Transition element(TM) doping for group IV clathrates is very interesting from the viewpoint of p-type thermoelectric materials. Group IV clathrates are candidates of high performance thermoelectric materials, because they show low thermal conductivity and high carrier mobility. But almost all clathrate semiconductors show n-type conduction due to excess electrons brought by alkali or alkaline-earth metal elements. We have studied the doping effects of noble metal elements on the electronic structure and thermoelectric properties by means of computational approaches. The electronic structure is calculated by the Full-potential Linearized Augmented Plane Wave (FLAPW) method with the Generalized Gradient Approximation (GGA) based on the density functional theory.
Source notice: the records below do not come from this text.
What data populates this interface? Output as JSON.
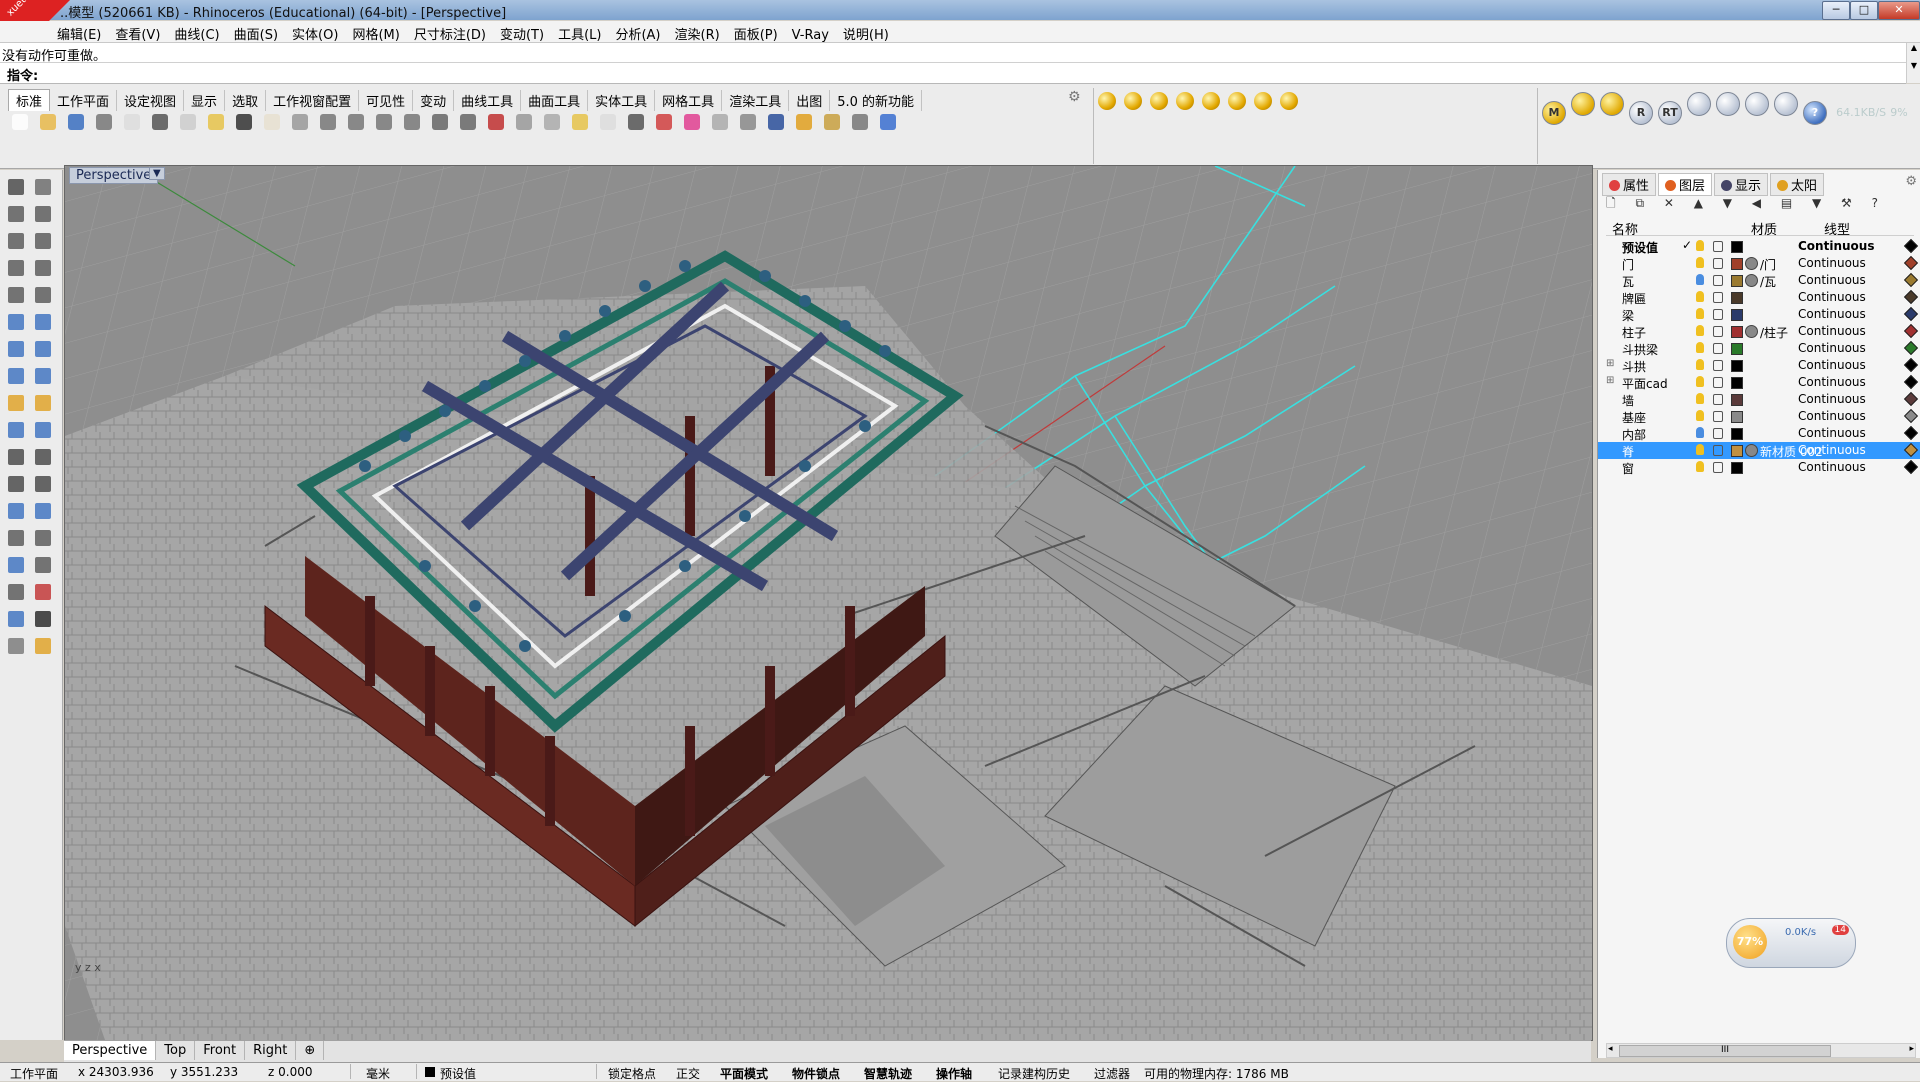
{
  "window": {
    "title": "..模型 (520661 KB) - Rhinoceros (Educational) (64-bit) - [Perspective]",
    "minimize": "─",
    "maximize": "□",
    "close": "✕",
    "corner_badge": "xuetiso 学习中心"
  },
  "menubar": [
    "编辑(E)",
    "查看(V)",
    "曲线(C)",
    "曲面(S)",
    "实体(O)",
    "网格(M)",
    "尺寸标注(D)",
    "变动(T)",
    "工具(L)",
    "分析(A)",
    "渲染(R)",
    "面板(P)",
    "V-Ray",
    "说明(H)"
  ],
  "command": {
    "history": "没有动作可重做。",
    "prompt": "指令:"
  },
  "toolbar_tabs": [
    "标准",
    "工作平面",
    "设定视图",
    "显示",
    "选取",
    "工作视窗配置",
    "可见性",
    "变动",
    "曲线工具",
    "曲面工具",
    "实体工具",
    "网格工具",
    "渲染工具",
    "出图",
    "5.0 的新功能"
  ],
  "toolbar_tools": [
    {
      "name": "new-icon",
      "color": "#ffffff"
    },
    {
      "name": "open-icon",
      "color": "#e8b84a"
    },
    {
      "name": "save-icon",
      "color": "#3a6fbf"
    },
    {
      "name": "print-icon",
      "color": "#777777"
    },
    {
      "name": "import-icon",
      "color": "#dddddd"
    },
    {
      "name": "cut-icon",
      "color": "#555555"
    },
    {
      "name": "copy-icon",
      "color": "#cccccc"
    },
    {
      "name": "paste-icon",
      "color": "#e6c34a"
    },
    {
      "name": "undo-icon",
      "color": "#333333"
    },
    {
      "name": "pan-icon",
      "color": "#e8e0d0"
    },
    {
      "name": "rotate-view-icon",
      "color": "#999999"
    },
    {
      "name": "zoom-icon",
      "color": "#777777"
    },
    {
      "name": "zoom-window-icon",
      "color": "#777777"
    },
    {
      "name": "zoom-extents-icon",
      "color": "#777777"
    },
    {
      "name": "zoom-selected-icon",
      "color": "#777777"
    },
    {
      "name": "rotate-icon",
      "color": "#666666"
    },
    {
      "name": "four-viewports-icon",
      "color": "#666666"
    },
    {
      "name": "car-icon",
      "color": "#c03030"
    },
    {
      "name": "named-view-icon",
      "color": "#999999"
    },
    {
      "name": "cplane-icon",
      "color": "#aaaaaa"
    },
    {
      "name": "select-icon",
      "color": "#e6c34a"
    },
    {
      "name": "light-icon",
      "color": "#dddddd"
    },
    {
      "name": "lock-icon",
      "color": "#555555"
    },
    {
      "name": "layer-icon",
      "color": "#d04040"
    },
    {
      "name": "color-wheel-icon",
      "color": "#e04090"
    },
    {
      "name": "sphere-icon",
      "color": "#aaaaaa"
    },
    {
      "name": "shaded-sphere-icon",
      "color": "#888888"
    },
    {
      "name": "render-sphere-icon",
      "color": "#2a4f9a"
    },
    {
      "name": "shade-icon",
      "color": "#e0a020"
    },
    {
      "name": "options-icon",
      "color": "#c8a040"
    },
    {
      "name": "snap-icon",
      "color": "#777777"
    },
    {
      "name": "help-icon",
      "color": "#3a6fd0"
    }
  ],
  "sun_tools": [
    "sun-icon",
    "sun-light-icon",
    "sphere-light-icon",
    "spot-light-icon",
    "area-light-icon",
    "directional-light-icon",
    "linear-light-icon",
    "arrow-light-icon"
  ],
  "vray_tools": [
    "M",
    "",
    "",
    "R",
    "RT",
    "",
    "",
    "",
    "",
    "?"
  ],
  "vray_status": "64.1KB/S",
  "vray_pct": "9%",
  "left_toolbar": [
    {
      "name": "select-arrow-icon",
      "color": "#444444"
    },
    {
      "name": "point-icon",
      "color": "#666666"
    },
    {
      "name": "polyline-icon",
      "color": "#555555"
    },
    {
      "name": "curve-icon",
      "color": "#555555"
    },
    {
      "name": "circle-icon",
      "color": "#555555"
    },
    {
      "name": "ellipse-icon",
      "color": "#555555"
    },
    {
      "name": "arc-icon",
      "color": "#555555"
    },
    {
      "name": "rectangle-icon",
      "color": "#555555"
    },
    {
      "name": "polygon-icon",
      "color": "#555555"
    },
    {
      "name": "curve-tools-icon",
      "color": "#555555"
    },
    {
      "name": "surface-icon",
      "color": "#3a6fbf"
    },
    {
      "name": "surface-tools-icon",
      "color": "#3a6fbf"
    },
    {
      "name": "box-icon",
      "color": "#3a6fbf"
    },
    {
      "name": "solid-tools-icon",
      "color": "#3a6fbf"
    },
    {
      "name": "mesh-icon",
      "color": "#3a6fbf"
    },
    {
      "name": "mesh-tools-icon",
      "color": "#3a6fbf"
    },
    {
      "name": "render-icon",
      "color": "#e0a020"
    },
    {
      "name": "explode-icon",
      "color": "#e0a020"
    },
    {
      "name": "trim-icon",
      "color": "#3a6fbf"
    },
    {
      "name": "split-icon",
      "color": "#3a6fbf"
    },
    {
      "name": "group-icon",
      "color": "#444444"
    },
    {
      "name": "ungroup-icon",
      "color": "#444444"
    },
    {
      "name": "fillet-icon",
      "color": "#444444"
    },
    {
      "name": "chamfer-icon",
      "color": "#444444"
    },
    {
      "name": "text-icon",
      "color": "#3a6fbf"
    },
    {
      "name": "move-icon",
      "color": "#3a6fbf"
    },
    {
      "name": "copy-move-icon",
      "color": "#555555"
    },
    {
      "name": "rotate-tool-icon",
      "color": "#555555"
    },
    {
      "name": "boolean-icon",
      "color": "#3a6fbf"
    },
    {
      "name": "dimension-icon",
      "color": "#555555"
    },
    {
      "name": "array-icon",
      "color": "#555555"
    },
    {
      "name": "ruler-icon",
      "color": "#c03030"
    },
    {
      "name": "analyze-icon",
      "color": "#3a6fbf"
    },
    {
      "name": "check-icon",
      "color": "#222222"
    },
    {
      "name": "material-icon",
      "color": "#777777"
    },
    {
      "name": "paint-icon",
      "color": "#e0a020"
    }
  ],
  "viewport": {
    "label": "Perspective",
    "tabs": [
      "Perspective",
      "Top",
      "Front",
      "Right",
      "⊕"
    ]
  },
  "panel": {
    "tabs": [
      {
        "label": "属性",
        "color": "#e04040"
      },
      {
        "label": "图层",
        "color": "#e06020"
      },
      {
        "label": "显示",
        "color": "#446"
      },
      {
        "label": "太阳",
        "color": "#e0a020"
      }
    ],
    "tools": "🗋 ⧉ ✕ ▲ ▼ ◀ ▤ ▼ ⚒ ?",
    "columns": {
      "name": "名称",
      "material": "材质",
      "linetype": "线型"
    },
    "layers": [
      {
        "name": "预设值",
        "check": "✓",
        "swatch": "#000000",
        "material": "",
        "linetype": "Continuous",
        "bold": true,
        "bulb_blue": false,
        "expand": "",
        "selected": false
      },
      {
        "name": "门",
        "check": "",
        "swatch": "#a0402a",
        "material": "/门",
        "linetype": "Continuous",
        "bold": false,
        "bulb_blue": false,
        "expand": "",
        "selected": false
      },
      {
        "name": "瓦",
        "check": "",
        "swatch": "#9a7a30",
        "material": "/瓦",
        "linetype": "Continuous",
        "bold": false,
        "bulb_blue": true,
        "expand": "",
        "selected": false
      },
      {
        "name": "牌匾",
        "check": "",
        "swatch": "#4a3a2a",
        "material": "",
        "linetype": "Continuous",
        "bold": false,
        "bulb_blue": false,
        "expand": "",
        "selected": false
      },
      {
        "name": "梁",
        "check": "",
        "swatch": "#2a3a6a",
        "material": "",
        "linetype": "Continuous",
        "bold": false,
        "bulb_blue": false,
        "expand": "",
        "selected": false
      },
      {
        "name": "柱子",
        "check": "",
        "swatch": "#a03030",
        "material": "/柱子",
        "linetype": "Continuous",
        "bold": false,
        "bulb_blue": false,
        "expand": "",
        "selected": false
      },
      {
        "name": "斗拱梁",
        "check": "",
        "swatch": "#2a7a2a",
        "material": "",
        "linetype": "Continuous",
        "bold": false,
        "bulb_blue": false,
        "expand": "",
        "selected": false
      },
      {
        "name": "斗拱",
        "check": "",
        "swatch": "#000000",
        "material": "",
        "linetype": "Continuous",
        "bold": false,
        "bulb_blue": false,
        "expand": "⊞",
        "selected": false
      },
      {
        "name": "平面cad",
        "check": "",
        "swatch": "#000000",
        "material": "",
        "linetype": "Continuous",
        "bold": false,
        "bulb_blue": false,
        "expand": "⊞",
        "selected": false
      },
      {
        "name": "墙",
        "check": "",
        "swatch": "#5a3a3a",
        "material": "",
        "linetype": "Continuous",
        "bold": false,
        "bulb_blue": false,
        "expand": "",
        "selected": false
      },
      {
        "name": "基座",
        "check": "",
        "swatch": "#8a8a8a",
        "material": "",
        "linetype": "Continuous",
        "bold": false,
        "bulb_blue": false,
        "expand": "",
        "selected": false
      },
      {
        "name": "内部",
        "check": "",
        "swatch": "#000000",
        "material": "",
        "linetype": "Continuous",
        "bold": false,
        "bulb_blue": true,
        "expand": "",
        "selected": false
      },
      {
        "name": "脊",
        "check": "",
        "swatch": "#c09040",
        "material": "新材质 002",
        "linetype": "Continuous",
        "bold": false,
        "bulb_blue": false,
        "expand": "",
        "selected": true
      },
      {
        "name": "窗",
        "check": "",
        "swatch": "#000000",
        "material": "",
        "linetype": "Continuous",
        "bold": false,
        "bulb_blue": false,
        "expand": "",
        "selected": false
      }
    ],
    "hscroll_thumb": "III",
    "hscroll_left": "◂",
    "hscroll_right": "▸"
  },
  "widget": {
    "percent": "77%",
    "speed": "0.0K/s",
    "badge": "14"
  },
  "status": {
    "cplane": "工作平面",
    "x": "x 24303.936",
    "y": "y 3551.233",
    "z": "z 0.000",
    "units": "毫米",
    "layer": "预设值",
    "snap": "锁定格点",
    "ortho": "正交",
    "planar": "平面模式",
    "osnap": "物件锁点",
    "smarttrack": "智慧轨迹",
    "gumball": "操作轴",
    "history": "记录建构历史",
    "filter": "过滤器",
    "memory": "可用的物理内存: 1786 MB"
  },
  "colors": {
    "grid": "#9a9a9a",
    "cad_lines": "#38e0e0",
    "roof_green": "#1f6a5e",
    "wall_red": "#6a2a22",
    "stone": "#a4a4a4",
    "beam": "#3c4470"
  }
}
The calculated electronic structure shows that TM-substituting clathrates Ba₈M₆X₄₀(M=Cu, Ag, Au; X=Si, Ge) are p-type semiconductors and have large thermoelectric power(α) at room temperature. The calculated energy of the band gap E_g is 302 meV in Ba₈Au₆Ge₄₀, which is smaller than that in Ba₈Ga₁₆Ge₃₀(E_g=513 meV ). When La atoms are doped at guest sites, the band gap becomes large: E_g=353 meV(La₂Ba₆Au₆Ge₄₀). By using a rigid band and a constant relaxation time approximation, we have calculated the thermoelectric properties. For La₂Ba₆Au₆Ge₄₀, we obtained α=240 μV/K at a hole concentration n_h=10²⁰/cm³ and at 300 K.